The past few years have seen a marked push by younger-generation leaders in corporate America to adopt investment and marketplace strategies that emphasize combining social good with the pursuit of financial return. The problem for some private foundations who may have wanted to participate in “socially responsible investments” (SRI) is that such investments could be deemed to jeopardize the foundation’s exempt status, leading to an excise tax. But the IRS has lessened that concern with new guidance.
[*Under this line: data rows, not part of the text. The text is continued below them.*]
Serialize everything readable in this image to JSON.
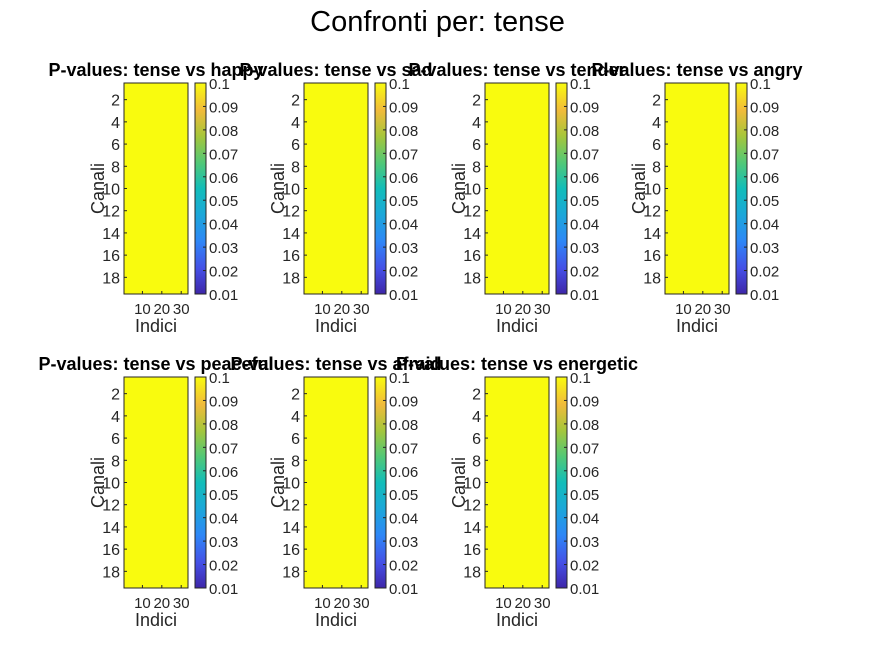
{
  "figure": {
    "title": "Confronti per: tense",
    "heatmap_color": "#f9fb0e"
  },
  "chart_data": [
    {
      "type": "heatmap",
      "title": "P-values: tense vs happy",
      "xlabel": "Indici",
      "ylabel": "Canali",
      "x_ticks": [
        "10",
        "20",
        "30"
      ],
      "y_ticks": [
        "2",
        "4",
        "6",
        "8",
        "10",
        "12",
        "14",
        "16",
        "18"
      ],
      "colorbar": {
        "ticks": [
          "0.1",
          "0.09",
          "0.08",
          "0.07",
          "0.06",
          "0.05",
          "0.04",
          "0.03",
          "0.02",
          "0.01"
        ],
        "clim": [
          0.01,
          0.1
        ]
      },
      "values": "all cells at upper color limit (>= 0.1)"
    },
    {
      "type": "heatmap",
      "title": "P-values: tense vs sad",
      "xlabel": "Indici",
      "ylabel": "Canali",
      "x_ticks": [
        "10",
        "20",
        "30"
      ],
      "y_ticks": [
        "2",
        "4",
        "6",
        "8",
        "10",
        "12",
        "14",
        "16",
        "18"
      ],
      "colorbar": {
        "ticks": [
          "0.1",
          "0.09",
          "0.08",
          "0.07",
          "0.06",
          "0.05",
          "0.04",
          "0.03",
          "0.02",
          "0.01"
        ],
        "clim": [
          0.01,
          0.1
        ]
      },
      "values": "all cells at upper color limit (>= 0.1)"
    },
    {
      "type": "heatmap",
      "title": "P-values: tense vs tender",
      "xlabel": "Indici",
      "ylabel": "Canali",
      "x_ticks": [
        "10",
        "20",
        "30"
      ],
      "y_ticks": [
        "2",
        "4",
        "6",
        "8",
        "10",
        "12",
        "14",
        "16",
        "18"
      ],
      "colorbar": {
        "ticks": [
          "0.1",
          "0.09",
          "0.08",
          "0.07",
          "0.06",
          "0.05",
          "0.04",
          "0.03",
          "0.02",
          "0.01"
        ],
        "clim": [
          0.01,
          0.1
        ]
      },
      "values": "all cells at upper color limit (>= 0.1)"
    },
    {
      "type": "heatmap",
      "title": "P-values: tense vs angry",
      "xlabel": "Indici",
      "ylabel": "Canali",
      "x_ticks": [
        "10",
        "20",
        "30"
      ],
      "y_ticks": [
        "2",
        "4",
        "6",
        "8",
        "10",
        "12",
        "14",
        "16",
        "18"
      ],
      "colorbar": {
        "ticks": [
          "0.1",
          "0.09",
          "0.08",
          "0.07",
          "0.06",
          "0.05",
          "0.04",
          "0.03",
          "0.02",
          "0.01"
        ],
        "clim": [
          0.01,
          0.1
        ]
      },
      "values": "all cells at upper color limit (>= 0.1)"
    },
    {
      "type": "heatmap",
      "title": "P-values: tense vs peaceful",
      "xlabel": "Indici",
      "ylabel": "Canali",
      "x_ticks": [
        "10",
        "20",
        "30"
      ],
      "y_ticks": [
        "2",
        "4",
        "6",
        "8",
        "10",
        "12",
        "14",
        "16",
        "18"
      ],
      "colorbar": {
        "ticks": [
          "0.1",
          "0.09",
          "0.08",
          "0.07",
          "0.06",
          "0.05",
          "0.04",
          "0.03",
          "0.02",
          "0.01"
        ],
        "clim": [
          0.01,
          0.1
        ]
      },
      "values": "all cells at upper color limit (>= 0.1)"
    },
    {
      "type": "heatmap",
      "title": "P-values: tense vs afraid",
      "xlabel": "Indici",
      "ylabel": "Canali",
      "x_ticks": [
        "10",
        "20",
        "30"
      ],
      "y_ticks": [
        "2",
        "4",
        "6",
        "8",
        "10",
        "12",
        "14",
        "16",
        "18"
      ],
      "colorbar": {
        "ticks": [
          "0.1",
          "0.09",
          "0.08",
          "0.07",
          "0.06",
          "0.05",
          "0.04",
          "0.03",
          "0.02",
          "0.01"
        ],
        "clim": [
          0.01,
          0.1
        ]
      },
      "values": "all cells at upper color limit (>= 0.1)"
    },
    {
      "type": "heatmap",
      "title": "P-values: tense vs energetic",
      "xlabel": "Indici",
      "ylabel": "Canali",
      "x_ticks": [
        "10",
        "20",
        "30"
      ],
      "y_ticks": [
        "2",
        "4",
        "6",
        "8",
        "10",
        "12",
        "14",
        "16",
        "18"
      ],
      "colorbar": {
        "ticks": [
          "0.1",
          "0.09",
          "0.08",
          "0.07",
          "0.06",
          "0.05",
          "0.04",
          "0.03",
          "0.02",
          "0.01"
        ],
        "clim": [
          0.01,
          0.1
        ]
      },
      "values": "all cells at upper color limit (>= 0.1)"
    }
  ]
}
Previously, managers of private foundations may have held back pursuing certain investment opportunities that aligned with its organizational convictions because of the legal duty to exercise ordinary business care and prudence in carrying out investment strategies. Under this legal theory, managers must be cognizant of expected returns from various investment opportunities, generally choosing options with the best return, and to avoid high risk ventures. The concern Congress and the IRS have had in the tax-exempt realm is that certain investments could jeopardize the ability of a foundation to carry out its stated tax exempt purposes. Thus, IRC Code section 4944 imposes both an excise tax on a foundation that invests in any deemed “jeopardizing” investments, as well as on the foundation manager who participates in such decisions.
Recently, in Notice 2015-62, the IRS carved out space for private foundations to engage in some socially-responsible investments without fear of incurring an excise tax. The IRS noted that section 4944(c) provides an exception to the “jeopardizing investment” prohibition for program-related investments (PRI) that are made by a foundation specifically to carry out its charitable purposes. Therefore, the IRS was comfortable in extending similar protection to mission-related investments, which are not PRI because they still have a significant purpose of producing income or property appreciation. But the IRS stated that in exercising ordinary business care and prudence in deciding which investments to make, managers can, within bounds, take into account how an investment furthers the foundation’s charitable purposes using an “all relevant facts and circumstances” approach.
This guidance lifts the burden somewhat from managers, because managers are no longer required to choose only investments that offer the highest rate of return, greatest liquidity, and lowest risks. Of course, a manager still cannot embark on an investment strategy that expressly jeopardizes the foundation’s long-term and short-term financial needs. But the IRS’s move aligns the federal tax rules with the investment standard present in many states – the Uniform Prudential Management of Institutional Funds Acts — that allow consideration of an organization’s charitable purposes in managing its assets.